Here's an example of using likwid-bench for measuring memory bandwidth using the STREAM Triad benchmark, using AVX, FMA, and non-temporal stores, using 4 instances with each optimally pinned to a NUMA node.

For reference, this is a dual-socket Intel Xeon E5-2680 v4 machine with 4-channel DDR4 ECC RDIMM @ 2400 MT/s on each socket, so it should behave like a 8-channel machine. The Cluster-On-Die mode is enabled in BIOS, as a result, each CPU is seen as two NUMA nodes - the CPU's silicon is physically partitioned into 2 parts, each with its own 2-channel memory controller interconnected by bridges between two separate Ring Bus, each with half the cores. The entire machine has 4 NUMA nodes. For NUMA-aware application, this offers the highest memory bandwidth.

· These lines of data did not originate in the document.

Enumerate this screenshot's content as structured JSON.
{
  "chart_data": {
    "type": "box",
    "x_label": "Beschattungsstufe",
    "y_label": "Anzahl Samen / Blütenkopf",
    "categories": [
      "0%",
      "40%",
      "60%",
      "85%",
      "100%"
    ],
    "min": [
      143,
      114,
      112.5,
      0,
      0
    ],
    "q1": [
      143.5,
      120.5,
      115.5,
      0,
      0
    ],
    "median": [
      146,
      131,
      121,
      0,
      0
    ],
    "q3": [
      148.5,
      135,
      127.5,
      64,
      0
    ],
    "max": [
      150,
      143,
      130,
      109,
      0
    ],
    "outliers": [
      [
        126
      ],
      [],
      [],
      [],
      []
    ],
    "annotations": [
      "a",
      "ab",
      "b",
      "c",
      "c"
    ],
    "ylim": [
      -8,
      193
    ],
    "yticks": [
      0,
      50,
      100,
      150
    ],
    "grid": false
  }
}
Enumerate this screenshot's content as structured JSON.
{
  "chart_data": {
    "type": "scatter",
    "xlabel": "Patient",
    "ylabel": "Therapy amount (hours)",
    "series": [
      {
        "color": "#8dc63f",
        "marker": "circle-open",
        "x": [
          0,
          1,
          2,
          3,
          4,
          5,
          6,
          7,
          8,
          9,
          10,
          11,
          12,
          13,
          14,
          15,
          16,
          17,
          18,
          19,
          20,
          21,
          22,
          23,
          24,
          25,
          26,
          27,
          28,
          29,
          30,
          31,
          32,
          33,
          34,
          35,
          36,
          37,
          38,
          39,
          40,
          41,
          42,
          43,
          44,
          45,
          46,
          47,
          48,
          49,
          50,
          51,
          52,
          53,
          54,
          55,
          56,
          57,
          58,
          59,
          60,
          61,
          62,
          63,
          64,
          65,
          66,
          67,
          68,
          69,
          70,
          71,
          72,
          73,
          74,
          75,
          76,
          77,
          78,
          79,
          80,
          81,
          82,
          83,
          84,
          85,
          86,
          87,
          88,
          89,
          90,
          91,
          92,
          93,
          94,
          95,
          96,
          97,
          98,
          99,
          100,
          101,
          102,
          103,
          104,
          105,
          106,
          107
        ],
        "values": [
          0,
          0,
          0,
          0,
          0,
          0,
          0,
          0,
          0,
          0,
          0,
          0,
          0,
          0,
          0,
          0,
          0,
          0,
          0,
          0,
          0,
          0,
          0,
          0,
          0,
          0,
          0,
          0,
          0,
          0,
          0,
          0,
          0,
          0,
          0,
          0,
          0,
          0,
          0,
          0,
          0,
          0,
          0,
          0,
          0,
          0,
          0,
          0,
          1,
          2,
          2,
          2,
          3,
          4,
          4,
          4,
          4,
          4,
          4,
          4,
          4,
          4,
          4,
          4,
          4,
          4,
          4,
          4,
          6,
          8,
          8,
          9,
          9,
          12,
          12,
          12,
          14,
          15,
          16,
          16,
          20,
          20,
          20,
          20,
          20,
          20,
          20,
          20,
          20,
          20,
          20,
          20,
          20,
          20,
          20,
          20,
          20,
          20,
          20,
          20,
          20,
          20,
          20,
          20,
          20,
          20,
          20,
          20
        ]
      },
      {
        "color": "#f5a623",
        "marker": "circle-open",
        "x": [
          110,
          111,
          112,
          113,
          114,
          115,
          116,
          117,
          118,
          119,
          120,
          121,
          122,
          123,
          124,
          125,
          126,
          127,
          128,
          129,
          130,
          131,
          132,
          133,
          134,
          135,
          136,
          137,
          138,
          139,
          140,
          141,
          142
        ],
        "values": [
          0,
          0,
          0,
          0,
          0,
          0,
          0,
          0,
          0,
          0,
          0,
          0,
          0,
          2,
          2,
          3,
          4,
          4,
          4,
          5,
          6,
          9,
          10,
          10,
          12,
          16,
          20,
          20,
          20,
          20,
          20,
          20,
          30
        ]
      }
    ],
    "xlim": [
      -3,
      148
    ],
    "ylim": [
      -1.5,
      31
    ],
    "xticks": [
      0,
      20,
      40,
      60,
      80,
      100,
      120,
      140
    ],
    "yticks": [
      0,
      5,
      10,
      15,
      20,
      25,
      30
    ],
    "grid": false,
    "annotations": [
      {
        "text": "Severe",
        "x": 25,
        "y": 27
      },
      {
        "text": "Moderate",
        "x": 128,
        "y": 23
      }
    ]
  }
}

$ likwid-bench -t stream_mem_avx_fma -w M0:1GB -w M1:1GB -w M2:1GB -w M3:1GB
--------------------------------------------------------------------------------
Cycles:                 22089219858
CPU Clock:              2394502471
Cycle Clock:            2394502471
Time:                   9.224973e+00 sec
Iterations:             14336
Iterations per thread:  256
Inner loop executions:  186011
Size (Byte):            3999980544
Size per thread:        71428224
Number of Flops:        85332918272
MFlops/s:               9250.21
Data volume (Byte):     1023995019264
MByte/s:                111002.50
Cycles per update:      0.517719
Cycles per cacheline:   4.141749
Loads per update:       2
Stores per update:      1
Load bytes per element: 16
Store bytes per elem.:  8
Load/store ratio:       2.00
Instructions:           39999805457
UOPs:                   58666381312

---

According to likwid-bench, The STREAM Triad performance of this machine is thus 111 GB/s. Now compare the result with the original STREAM benchmark:

-------------------------------------------------------------
Function    Best Rate MB/s  Avg time     Min time     Max time
Copy:           96094.9     0.017320     0.016650     0.030050
Scale:          74934.2     0.022183     0.021352     0.033086
Add:            84007.2     0.029319     0.028569     0.041626
Triad:          85827.9     0.028947     0.027963     0.039657
-------------------------------------------------------------

Multiplying 85827.9 MB/s by 1.33x is 114149.91 MB/s. This shows that both results are consistent and within the margin of error.

Finally, note that 8-channel DDR4 2400 MT/s has a theoretical bandwidth of 153.6 GB/s. Thus, this Intel Broadwell-EP CPU's hardware efficiency is 72.2% - a bit on the low side. This is not surprising for a server CPU.